LONDON, JUNE 19 -- Britain has announced its deepest defense cuts in more than a decade and canceled a $1.1 billion order for new jet fighters in the government's first attempt to harvest a "peace dividend" and come to terms with the end of the Cold War.

While Prime Minister Margaret Thatcher has continued in speeches to sound the most hawkish notes of any Western leader, Defense Ministry officials have been quietly working to find ways to retool Britain's strategic doctrine and reduce spending at a time when the government is under pressure to increase expenditures on health, education and local tax relief.

During a two-day review of military spending in the House of Commons that ended this evening, Defense Secretary Tom King announced a cut of just over $1 billion in the country's $35 billion defense budget, as well as the cancellation of 33 new British-built Tornado strike aircraft that were to be purchased over the next few years.

King also confirmed that plans are being drawn up for major reductions in front-line army and air force units deployed in West Germany under the auspices of NATO. The Warsaw Pact, he told the Commons, has "to all intents and purposes ceased to exist."

Like Thatcher, King has been extremely cautious in discussing defense cuts, warning that the Soviet Union and Eastern Europe remain unstable and that NATO therefore cannot afford to let down its guard.

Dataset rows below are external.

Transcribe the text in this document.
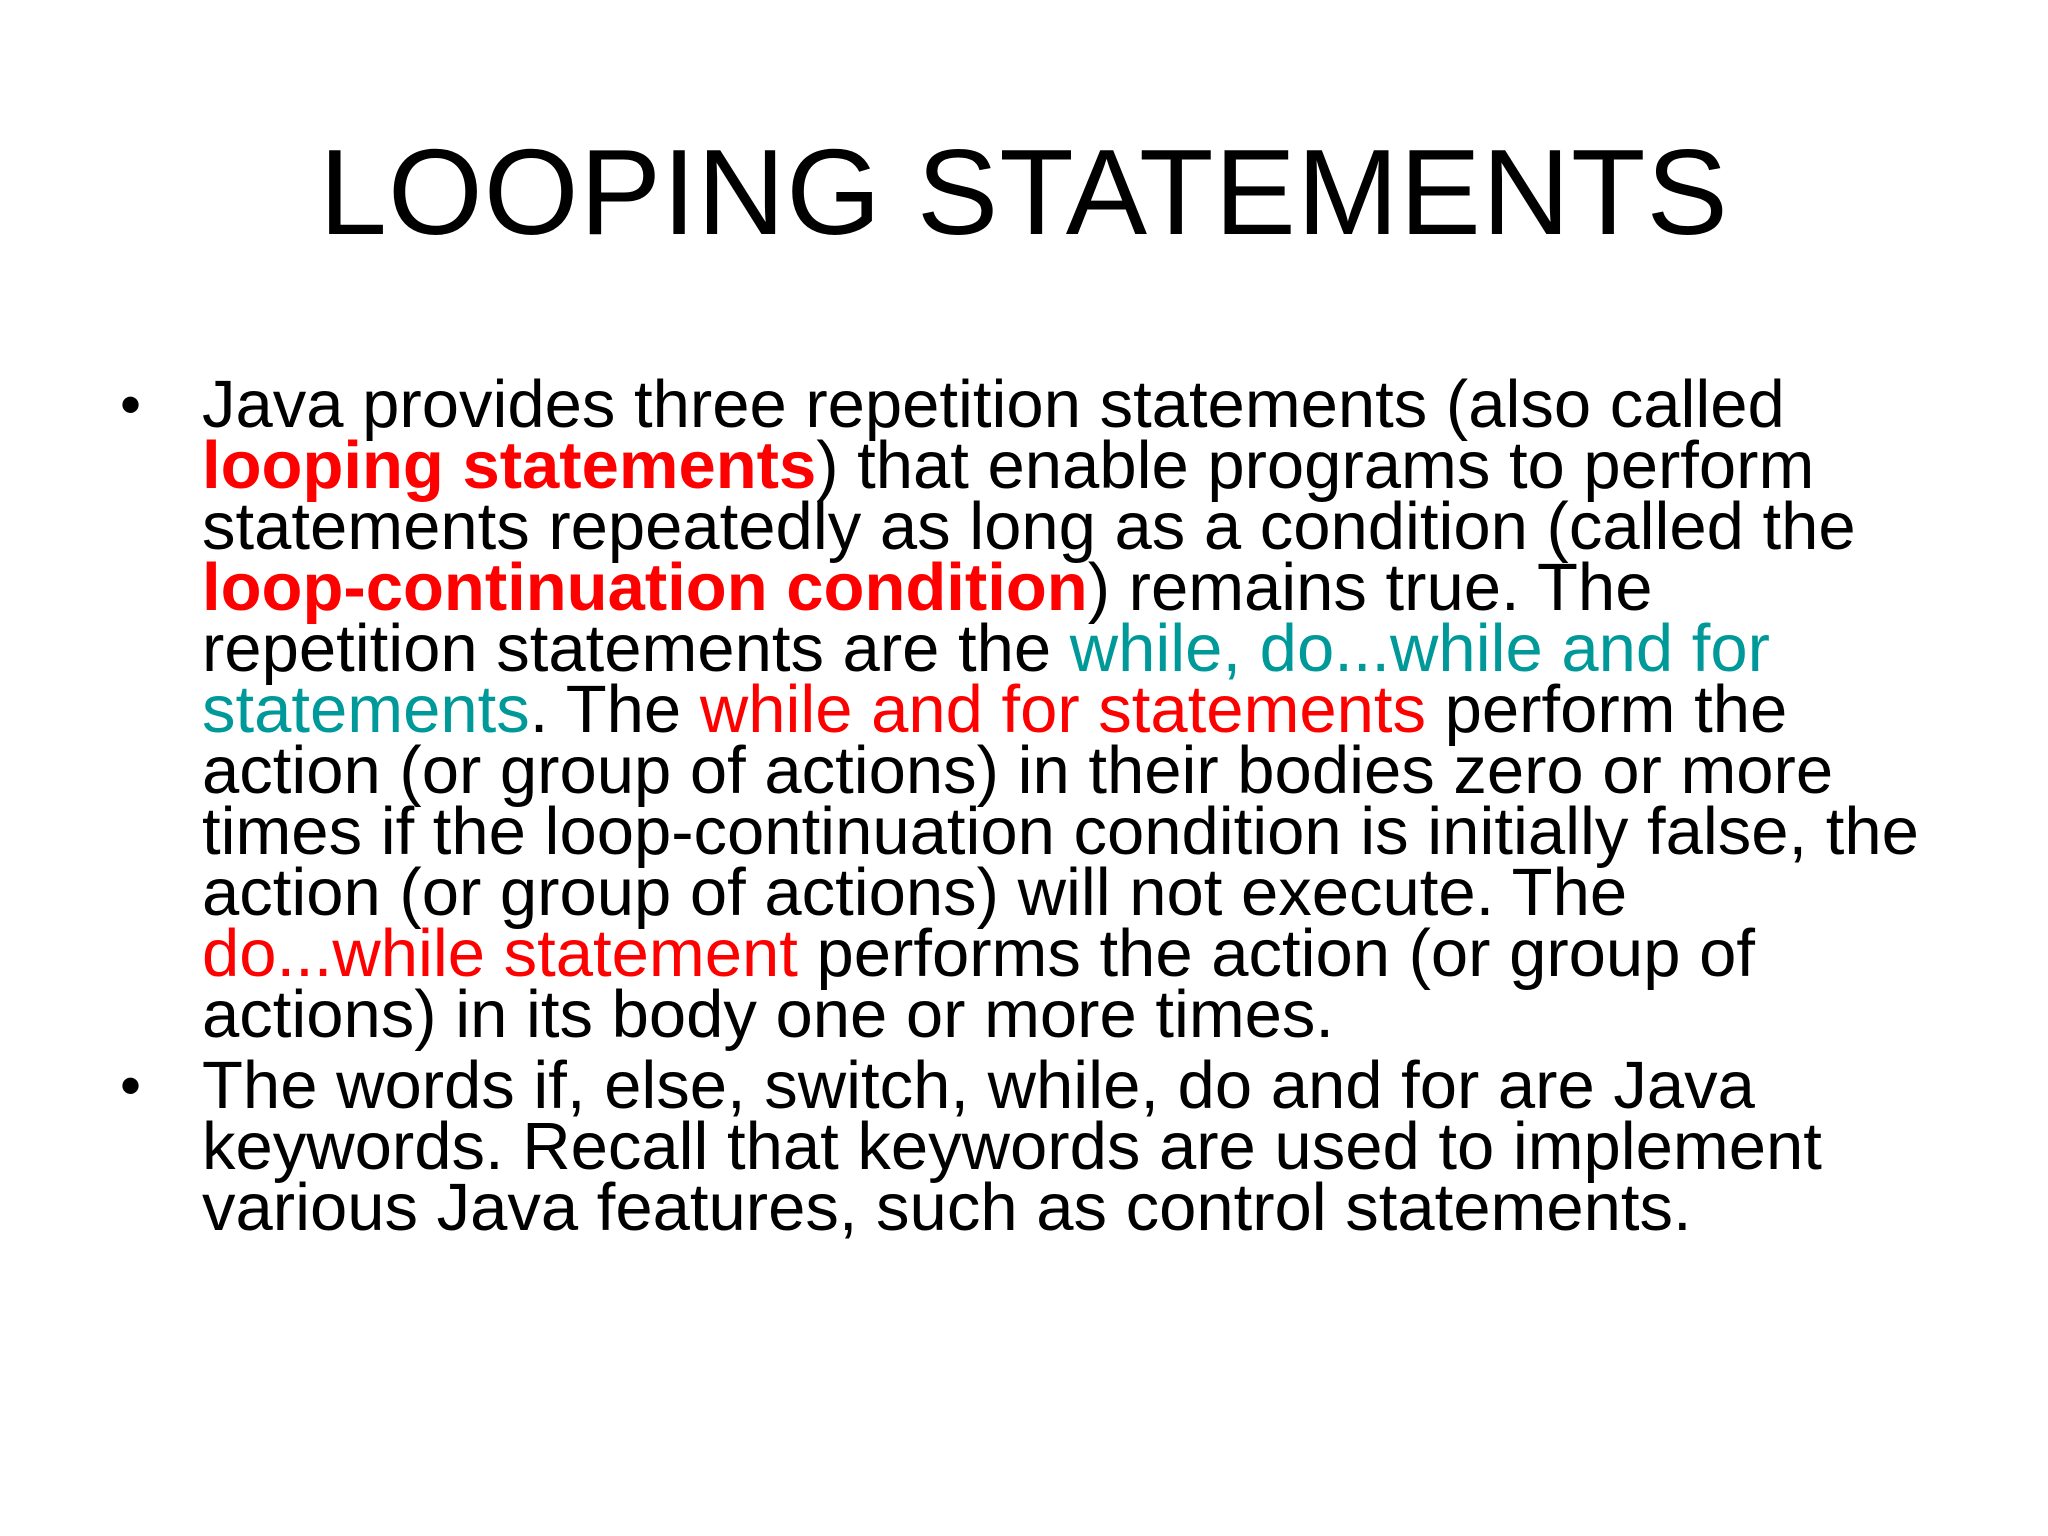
LOOPING STATEMENTS
• Java provides three repetition statements (also called looping statements) that enable programs to perform statements repeatedly as long as a condition (called the loop-continuation condition) remains true. The repetition statements are the while, do...while and for statements. The while and for statements perform the action (or group of actions) in their bodies zero or more times if the loop-continuation condition is initially false, the action (or group of actions) will not execute. The do...while statement performs the action (or group of actions) in its body one or more times.
• The words if, else, switch, while, do and for are Java keywords. Recall that keywords are used to implement various Java features, such as control statements.
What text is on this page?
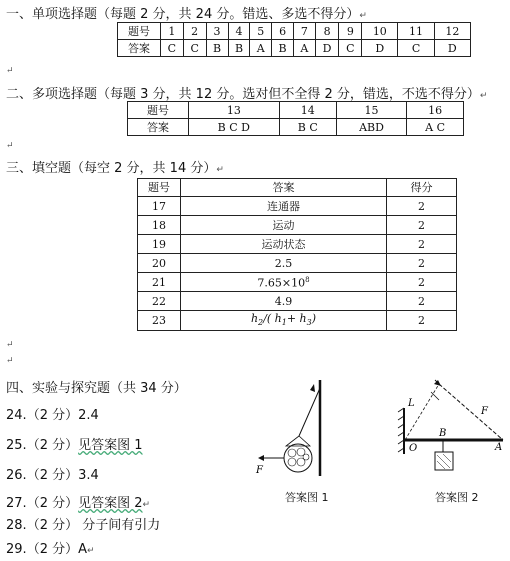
一、单项选择题（每题 2 分，共 24 分。错选、多选不得分）↵
题号	1	2	3	4	5	6	7	8	9	10	11	12
答案	C	C	B	B	A	B	A	D	C	D	C	D
↵
二、多项选择题（每题 3 分，共 12 分。选对但不全得 2 分，错选，不选不得分）↵
题号	13	14	15	16
答案	B C D	B C	ABD	A C
↵
三、填空题（每空 2 分，共 14 分）↵
题号	答案	得分
17	连通器	2
18	运动	2
19	运动状态	2
20	2.5	2
21	$7.65\times 10^8$	2
22	4.9	2
23	$h_2/$( $h_1+ h_3$)	2
↵
↵
四、实验与探究题（共 34 分）
24.（2 分）2.4
25.（2 分）见答案图 1
26.（2 分）3.4
27.（2 分）见答案图 2↵
28.（2 分） 分子间有引力
29.（2 分）A↵
F
答案图 1
L
F
B
O	A
答案图 2
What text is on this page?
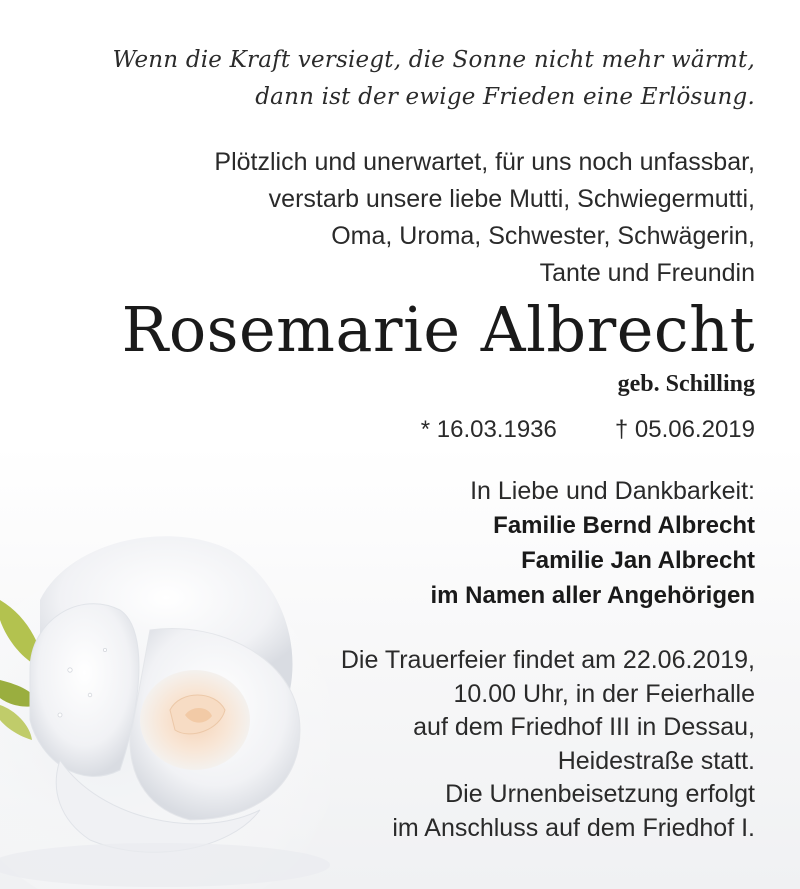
Wenn die Kraft versiegt, die Sonne nicht mehr wärmt,
dann ist der ewige Frieden eine Erlösung.
Plötzlich und unerwartet, für uns noch unfassbar,
verstarb unsere liebe Mutti, Schwiegermutti,
Oma, Uroma, Schwester, Schwägerin,
Tante und Freundin
Rosemarie Albrecht
geb. Schilling
* 16.03.1936 † 05.06.2019
In Liebe und Dankbarkeit:
Familie Bernd Albrecht
Familie Jan Albrecht
im Namen aller Angehörigen
Die Trauerfeier findet am 22.06.2019,
10.00 Uhr, in der Feierhalle
auf dem Friedhof III in Dessau,
Heidestraße statt.
Die Urnenbeisetzung erfolgt
im Anschluss auf dem Friedhof I.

He has made clear that Britain intends to maintain its own nuclear defense capability.

Nonetheless, his ministry's secret review, titled "Options for Change," has apparently caused deep anxiety among Britain's top military brass, some of whom feel shut out from the process. In recent days there have been reports in the British press in which unnamed senior military sources have expressed alarm about the size of reductions.

Last month, King announced a two-month spending freeze. Monday he said the ministry had temporarily suspended payments to private contractors while it instituted new controls on spending.

While the results of the ministry's review have not been disclosed, analysts are predicting further cuts of perhaps 10 to 15 percent over the next three to five years.

"There will be cuts but nothing as deep as what you may see in the United States," said military historian John Keegan, defense editor of the Daily Telegraph.

The cancellation of the Tornado aircraft is a bitter blow for the Royal Air Force, which this summer is celebrating the 50th anniversary of the Battle of Britain at a time when some critics are calling for it to be disbanded. The Royal Navy, which escaped large cuts drafted in the last defense review in 1981 only because of the Falklands war, is also reportedly slated for major reductions.

While the armed forces chiefs are resisting, the pressure for cuts is coming not only from traditional doves in the opposition Labor Party, but also from many formerly hawkish Conservatives. A member of King's own defense team, Alan Clark, minister of state for defense procurement, has declared that the Cold War is over. Clark, who received encouragement from Thatcher, has suggested British forces have no more business in continental Europe and proposed reducing the army and air force by half and the navy by a third.